Common startup traction slide mistakes
Forewarned is forearmed! Avoid these mistakes while composing your traction slide if you want the best shot at raising funds from investors:
- Irrelevant data: Remember, you have to captivate the investor with your product through the pitch deck, which means only including the most relevant facts. Take your time to prepare an efficient startup traction presentation by selecting the most striking and meaningful information.
- Overloaded and crammed slides: Remember to keep your pitch deck clear and easily digestible. Here at Waveup, we’ve seen countless amazing stories of stellar growth that were held back by poorly designed slides. Don’t follow the temptation to throw everything you can in there.
- Too many facts and figures on each slide: This can make it impossible for your audience to identify the slide’s essential points. More is not always better. It would be best if you focused your audience’s attention on the information that matters in telling your story. You can even look at your BI dashboards and put your favorite internal metrics on the traction slide.
- Bland slide titles: Composing striking headlines is a must-have skill for making a successful pitch deck. Always introduce your great growth numbers and achievements with a short, eye-catching punchline.
After you have composed and designed your startup traction slide, carefully look through it. You’re close to success if you don’t find any of the above missteps.

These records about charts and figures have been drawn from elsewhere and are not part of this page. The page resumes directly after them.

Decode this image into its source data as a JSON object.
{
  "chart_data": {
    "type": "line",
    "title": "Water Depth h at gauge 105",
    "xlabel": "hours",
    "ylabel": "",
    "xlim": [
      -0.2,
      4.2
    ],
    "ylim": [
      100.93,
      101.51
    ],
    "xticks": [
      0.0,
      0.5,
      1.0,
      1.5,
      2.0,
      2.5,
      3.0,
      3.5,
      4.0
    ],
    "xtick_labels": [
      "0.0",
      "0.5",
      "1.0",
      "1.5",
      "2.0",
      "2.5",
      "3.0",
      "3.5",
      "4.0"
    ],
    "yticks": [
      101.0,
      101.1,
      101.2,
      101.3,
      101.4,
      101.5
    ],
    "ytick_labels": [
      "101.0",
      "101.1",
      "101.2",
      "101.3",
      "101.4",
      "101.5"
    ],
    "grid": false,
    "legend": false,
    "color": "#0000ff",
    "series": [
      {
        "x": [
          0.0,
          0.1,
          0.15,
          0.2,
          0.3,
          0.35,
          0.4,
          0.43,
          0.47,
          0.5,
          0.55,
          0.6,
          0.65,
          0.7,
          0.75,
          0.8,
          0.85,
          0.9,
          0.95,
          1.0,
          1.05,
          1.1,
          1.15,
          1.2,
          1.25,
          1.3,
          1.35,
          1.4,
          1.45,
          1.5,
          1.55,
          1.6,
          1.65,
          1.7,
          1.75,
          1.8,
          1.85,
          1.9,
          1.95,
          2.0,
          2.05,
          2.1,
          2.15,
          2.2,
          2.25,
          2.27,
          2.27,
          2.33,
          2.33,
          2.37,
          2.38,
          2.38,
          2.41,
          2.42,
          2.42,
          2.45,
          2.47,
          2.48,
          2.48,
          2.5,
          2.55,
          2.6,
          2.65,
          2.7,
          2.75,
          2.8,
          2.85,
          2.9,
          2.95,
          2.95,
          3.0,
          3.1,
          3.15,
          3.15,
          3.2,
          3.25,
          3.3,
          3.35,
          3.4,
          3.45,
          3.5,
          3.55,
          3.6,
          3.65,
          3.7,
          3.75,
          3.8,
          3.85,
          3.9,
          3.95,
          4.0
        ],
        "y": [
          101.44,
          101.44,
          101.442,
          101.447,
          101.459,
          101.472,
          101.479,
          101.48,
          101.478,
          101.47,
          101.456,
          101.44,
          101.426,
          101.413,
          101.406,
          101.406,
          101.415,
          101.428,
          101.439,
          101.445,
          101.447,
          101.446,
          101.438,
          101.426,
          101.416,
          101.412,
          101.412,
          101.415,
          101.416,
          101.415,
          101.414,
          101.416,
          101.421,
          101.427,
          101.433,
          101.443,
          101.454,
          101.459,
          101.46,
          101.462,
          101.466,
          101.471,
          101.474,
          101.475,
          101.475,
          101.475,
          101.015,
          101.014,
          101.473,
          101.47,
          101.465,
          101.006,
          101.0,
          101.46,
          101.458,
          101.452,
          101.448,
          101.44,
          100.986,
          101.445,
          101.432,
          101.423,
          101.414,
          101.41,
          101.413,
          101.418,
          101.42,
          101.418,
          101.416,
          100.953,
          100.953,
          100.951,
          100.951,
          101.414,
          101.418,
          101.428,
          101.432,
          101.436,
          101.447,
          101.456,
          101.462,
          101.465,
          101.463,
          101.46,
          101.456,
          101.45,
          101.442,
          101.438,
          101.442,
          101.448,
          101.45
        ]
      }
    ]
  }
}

Summing up: 3 tips for building an appealing traction slide at the pre-launch stage
Startup teams live and breathe their product ideas. Successful pre-launch fundraising depends on how well you present your idea through a pitch deck. Traction slides are a part of a pitch deck that shows a business’s potential for high growth and low failure risks, as well as helping to build credibility and trust among investors.
We recommend following these three straightforward tips to make an appealing traction slide:
- Include information that proves you’ve found a solid product-market fit and have impressive potential for growth. This tells investors that their financial input will pay off with profit.
- Do not mess with facts. Use only proven and meaningful data to demonstrate your traction.
- Structure your startup traction slide in chronological order, demonstrating progress and achievements over time. Clear and logical structure is the key to communicating the business value of your project.
That’s all it takes for startup traction slides to convert readers into investors.